Une défaite qui élimine l’Etoile de facto de la Coupe de la CAF. C’est donc la fin de l’aventure africaine pour une formation étoilée, mal coachée et qui a manqué terriblement d’arguments offensifs. Pour le CSS, ce fut une preuve de courage.

Désormais, nous n’avons qu’un seul représentant en Coupe de la CAF, le Club Sportif Sfaxien, heureux victorieux avant-hier au Bénin devant la formation burkinabé de Salitas, contrainte de quitter sa base à cause de la Covid-19. Les hommes de José Murcia ont remporté une victoire sans difficultès. Ils ont dominé les débats de bout en bout. Sans round d’observation, les Sfaxiens ont annoncé la couleur dès la 7’, en provoquant un penalty, transformé par Firas Chawat. Et pour confirmer leur ascendant, il n’y avait pas mieux qu’un deuxième but au tout début de la seconde mi-temps, signé Kingsley Eduwo. Par la suite, les camarades de Chawat n’avaient qu’à gérer à leur guise leur ascendant.

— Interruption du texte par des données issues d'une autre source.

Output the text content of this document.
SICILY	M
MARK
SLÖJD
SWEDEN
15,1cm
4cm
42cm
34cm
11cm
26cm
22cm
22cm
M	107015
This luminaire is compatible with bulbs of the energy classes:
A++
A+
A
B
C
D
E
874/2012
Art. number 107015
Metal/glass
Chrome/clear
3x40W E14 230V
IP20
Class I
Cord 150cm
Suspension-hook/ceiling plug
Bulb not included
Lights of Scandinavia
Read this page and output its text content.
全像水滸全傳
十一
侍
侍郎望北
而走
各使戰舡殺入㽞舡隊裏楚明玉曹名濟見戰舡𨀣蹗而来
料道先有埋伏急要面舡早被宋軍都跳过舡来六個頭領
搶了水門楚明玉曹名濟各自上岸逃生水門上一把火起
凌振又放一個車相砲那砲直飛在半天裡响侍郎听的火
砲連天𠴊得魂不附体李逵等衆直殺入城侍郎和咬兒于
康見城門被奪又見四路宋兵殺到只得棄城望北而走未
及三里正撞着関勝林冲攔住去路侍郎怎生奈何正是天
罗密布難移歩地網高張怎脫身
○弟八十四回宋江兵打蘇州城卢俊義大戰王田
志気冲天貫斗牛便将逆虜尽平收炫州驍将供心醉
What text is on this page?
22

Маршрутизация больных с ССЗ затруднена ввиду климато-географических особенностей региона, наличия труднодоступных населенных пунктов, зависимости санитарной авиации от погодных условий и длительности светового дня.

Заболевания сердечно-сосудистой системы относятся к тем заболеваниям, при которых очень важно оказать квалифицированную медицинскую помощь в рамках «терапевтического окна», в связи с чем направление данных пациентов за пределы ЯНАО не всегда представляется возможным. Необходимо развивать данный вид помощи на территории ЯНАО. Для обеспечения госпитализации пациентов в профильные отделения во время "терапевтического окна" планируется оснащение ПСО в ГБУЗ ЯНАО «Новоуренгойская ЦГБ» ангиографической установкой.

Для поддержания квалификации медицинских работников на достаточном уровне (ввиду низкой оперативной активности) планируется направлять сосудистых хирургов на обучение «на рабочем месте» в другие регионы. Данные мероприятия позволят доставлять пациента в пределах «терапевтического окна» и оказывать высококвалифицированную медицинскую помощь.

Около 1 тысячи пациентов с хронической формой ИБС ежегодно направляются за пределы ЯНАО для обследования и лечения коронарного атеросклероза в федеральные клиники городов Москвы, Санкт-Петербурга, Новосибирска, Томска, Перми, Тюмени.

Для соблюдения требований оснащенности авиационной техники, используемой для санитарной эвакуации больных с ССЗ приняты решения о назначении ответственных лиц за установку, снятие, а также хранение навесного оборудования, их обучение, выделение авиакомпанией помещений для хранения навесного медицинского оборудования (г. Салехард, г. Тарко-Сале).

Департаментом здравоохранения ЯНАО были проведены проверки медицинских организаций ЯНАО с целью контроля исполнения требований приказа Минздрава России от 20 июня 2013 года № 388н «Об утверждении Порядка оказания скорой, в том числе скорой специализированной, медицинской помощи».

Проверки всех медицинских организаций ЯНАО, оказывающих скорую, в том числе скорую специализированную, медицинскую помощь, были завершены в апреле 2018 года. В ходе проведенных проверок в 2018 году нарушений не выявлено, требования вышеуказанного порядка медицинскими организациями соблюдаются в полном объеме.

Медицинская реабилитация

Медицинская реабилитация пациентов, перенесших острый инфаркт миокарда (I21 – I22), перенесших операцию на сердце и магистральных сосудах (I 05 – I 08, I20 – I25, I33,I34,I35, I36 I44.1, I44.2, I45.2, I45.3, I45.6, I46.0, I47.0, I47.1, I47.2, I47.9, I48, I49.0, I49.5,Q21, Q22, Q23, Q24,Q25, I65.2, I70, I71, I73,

Outre le fait qu’il n’y avait pas photo entre le CSS et son hôte burkinabé, il doit sa victoire essentiellement à son coach espagnol, José Murcia. Quatrième au classement et accusant 9 points de retard par rapport au dauphin étoilé, qui fut son hôte dimanche, le coach sfaxien n’a pas hésité à balancer des jeunes dans le bain, alignant un onze de départ composé entièrement de jeunes et de doublures. José Murcia a pris le risque de perdre le classico en alignant la deuxième équipe. C’était calculé, car il fallait faire un choix : aller plus loin en Coupe de la CAF ou s’accrocher à vouloir jouer sur deux fronts au risque de tout perdre. De plus, le technicien espagnol n’avait pas vraiment le choix dimanche sachant que le vol pour le Bénin transitait par Istanbul. Le vol pour la Turquie décollait en fin de matinée.  Bref, José Murcia a fait des choix bien calculés et il a obtenu gain de cause. Non seulement il s’est qualifié aux quarts de finale de la Coupe de la CAF à une journée de la fin de la phase de groupes, mais il a gagné en échange une deuxième équipe malgré la défaite devant l’ESS. Car ce qu’ont démontré les jeunes du CSS, dimanche dernier, est plus qu’encouragent. De quoi se rassurer sur l’avenir de l’équipe.

Il fallait avoir les moyens

de ses ambitions…

Si José Murcia a fait preuve d’un coaching «raisonnable», ce n’était pas le cas de son confère étoilé. Lassaâd Dridi a voulu jouer sur tous les fronts. Pour ce faire, il fallait avoir les moyens de ses ambitions. Or, l’effectif étoilé n’est pas suffisamment riche. Pire. Dridi n’a pas retenu la leçon de la défaite concédée à Ouagadougou devant Salitas, lors de la deuxième journée de la phase de groupes. Une défaite concédée en déplacement quatre jours après le classico gagné. Par ailleurs, cette contreperformance y est pour grand-chose dans l’élimination de l’ESS avant-hier. Des points perdus qui ont fini par peser dans la balance.      

En voulant battre l’EST coûte que coûte, Dridi est parvenu à ses fins, mais vu toute l’énergie dépensée pour y parvenir, il a laissé des plumes en C3 africaine. L’obstination conduit forcément à l’échec… même après coup…

C’est donc la fin de l’aventure africaine pour une formation étoilée, mal coachée et qui a manqué terriblement d’arguments offensifs. Aujourd’hui, l’ESS risque de terminer la saison sans titre, à moins de se rattraper en Coupe de Tunisie. Or, cette épreuve se jouera à partir du mois de mai, après la clôture du championnat. Une épreuve disputée en fin de saison. Or, des joueurs en fin de saison ne peuvent pas être au meilleur de leur forme. Bref, Lassaâd Dridi, qui a réussi son début de mandat à la tête de l’ESS en alignant 7 victoires d’affilée, a manqué terriblement d’idées, depuis. Il fallait aussi bien gérer son effectif en sachant ménager les joueurs-cadres quand il le fallait et préparer au mieux les doublures sur le plan mental afin qu’ils assurent.  Aujourd’hui, le coach étoilé et ses dirigeants aussi ont le temps de méditer. La saison n’est pas encore terminée et le coup est rattrapable, à condition de tirer les enseignements de l’élimination de la Coupe de la CAF.